No, we didn’t just move things around to keep you on your toes, the new features of the EasiCat program make searching for a book easier than ever.
When looking up an item, click on Search, and from the dropdown box choose between Keyword and Browse. Keyword is great if you’re not sure of the exact wording of the title, or if you’d like to see several related items. Browse is perfect if you know the exact title or author’s name, and you want the computer to browse through the alphabetic listing to find only that title or author.
For example, suppose you enjoyed watching Downton Abbey last winter, and you decide you’d like to watch it again while you wait for season 3 to come out. Click on Search, then Browse, and type in Downton Abbey, and you’ll see the DVDs for seasons 1 and 2. However, if you choose Search and Keyword, you’ll get the Downton Abbey DVDs plus a book called The World of Downton Abbey and another titled The Unofficial Downton Abbey Cookbook. These titles didn’t appear in a Browse search, because they fall elsewhere in the alphabetic listing of library materials, but they show up in a Keyword search because Downton Abbey is a keyword in both titles.
Let’s say you want to watch DVDs that are similar to Downton Abbey. There’s a toolbar on the left-hand side of the screen that says Narrow Your Search. If you scroll down farther, you’ll see Related Searches, and under that, Subjects. You’d like to watch a film with servants and their masters, but you don’t see that subject listed. Click on More, and then Household employees pops up.
When you click on that, you see you have 110 matches. Now we’ll use the top of the left-hand toolbar to Narrow Your Choices. This is like shopping for shoes at Zappos. If you narrow yoursearch by selecting DVD under Type of Material, you get 9 results, including The Help, TheHousemaid, and Upstairs, Downstairs.
Now you decide you’d like to read a book instead, so you click on DVD to deselect it, and choose Book. There are 95 matches, so you narrow your Subject to Great Britain, then scroll down to Target Audience and choose General/Adult (other options include juvenile and adolescent). Then you choose to limit your search to just those books in our library, so you click on Frank L Weyenberg Library, which narrows your choices down to three, including The House at Tyneford and The Gentleman Poet. Now look at the right-hand side of your screen: clicking on Availability tells you that the book available in the AD New Fiction collection, so you head for the rotunda and find it under the author’s name, Solomons.

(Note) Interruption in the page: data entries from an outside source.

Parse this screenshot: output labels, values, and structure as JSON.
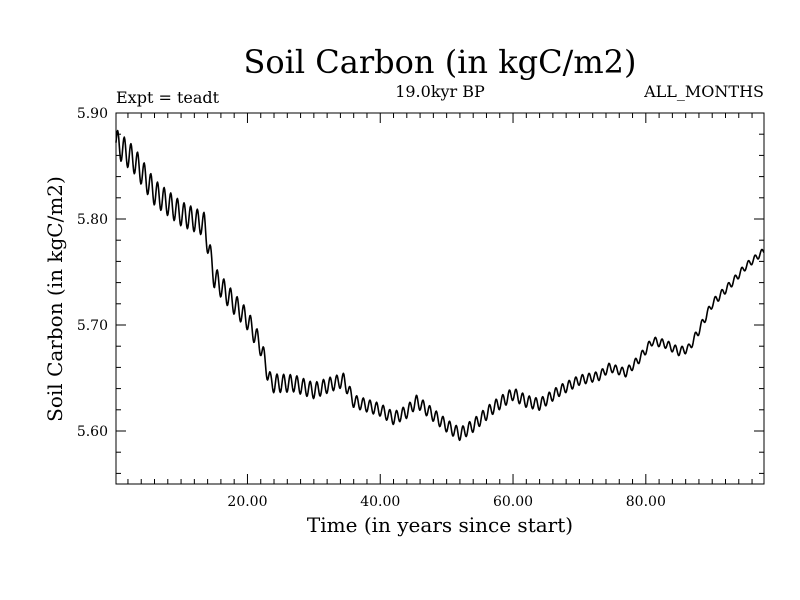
{
  "header": {
    "title": "Soil Carbon (in kgC/m2)",
    "subtitle": "19.0kyr BP",
    "left_label": "Expt = teadt",
    "right_label": "ALL_MONTHS"
  },
  "chart_data": {
    "type": "line",
    "title": "Soil Carbon (in kgC/m2)",
    "xlabel": "Time (in years since start)",
    "ylabel": "Soil Carbon (in kgC/m2)",
    "xlim": [
      0.2,
      97.8
    ],
    "ylim": [
      5.55,
      5.9
    ],
    "x_ticks": [
      20,
      40,
      60,
      80
    ],
    "x_tick_labels": [
      "20.00",
      "40.00",
      "60.00",
      "80.00"
    ],
    "y_ticks": [
      5.6,
      5.7,
      5.8,
      5.9
    ],
    "y_tick_labels": [
      "5.60",
      "5.70",
      "5.80",
      "5.90"
    ],
    "grid": false,
    "seasonal_cycle": true,
    "series": [
      {
        "color": "#000000",
        "trend": [
          [
            0.2,
            5.872
          ],
          [
            3,
            5.855
          ],
          [
            6,
            5.825
          ],
          [
            10,
            5.805
          ],
          [
            13.5,
            5.795
          ],
          [
            15,
            5.745
          ],
          [
            18,
            5.72
          ],
          [
            20,
            5.705
          ],
          [
            22,
            5.68
          ],
          [
            23.5,
            5.645
          ],
          [
            27,
            5.645
          ],
          [
            30,
            5.638
          ],
          [
            33,
            5.645
          ],
          [
            34.5,
            5.648
          ],
          [
            36,
            5.628
          ],
          [
            40,
            5.62
          ],
          [
            42,
            5.612
          ],
          [
            44,
            5.618
          ],
          [
            45.5,
            5.628
          ],
          [
            48,
            5.615
          ],
          [
            50,
            5.605
          ],
          [
            52,
            5.597
          ],
          [
            54,
            5.605
          ],
          [
            57,
            5.622
          ],
          [
            60,
            5.635
          ],
          [
            62,
            5.628
          ],
          [
            64,
            5.625
          ],
          [
            67,
            5.638
          ],
          [
            70,
            5.648
          ],
          [
            73,
            5.652
          ],
          [
            74.5,
            5.66
          ],
          [
            77,
            5.655
          ],
          [
            79,
            5.668
          ],
          [
            81,
            5.685
          ],
          [
            83,
            5.682
          ],
          [
            85,
            5.675
          ],
          [
            86.5,
            5.678
          ],
          [
            88,
            5.695
          ],
          [
            90,
            5.72
          ],
          [
            93,
            5.74
          ],
          [
            95,
            5.755
          ],
          [
            97.8,
            5.77
          ]
        ],
        "seasonal_amplitude": [
          [
            0.2,
            0.013
          ],
          [
            14,
            0.011
          ],
          [
            23,
            0.009
          ],
          [
            37,
            0.006
          ],
          [
            60,
            0.006
          ],
          [
            75,
            0.004
          ],
          [
            88,
            0.004
          ],
          [
            97.8,
            0.003
          ]
        ]
      }
    ]
  }
}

So the left-hand toolbar can be used two ways: starting with a broad topic, you can narrow your search, (think Zappos), or beginning with a particular book or movie title, you can broaden your search to find other similar items.
One last thing: The library carries items in several different formats. On the right-hand side of the screen you will see blue icons which tell the format of the item you are looking at: be sure to take note of those so that you get the format you desire.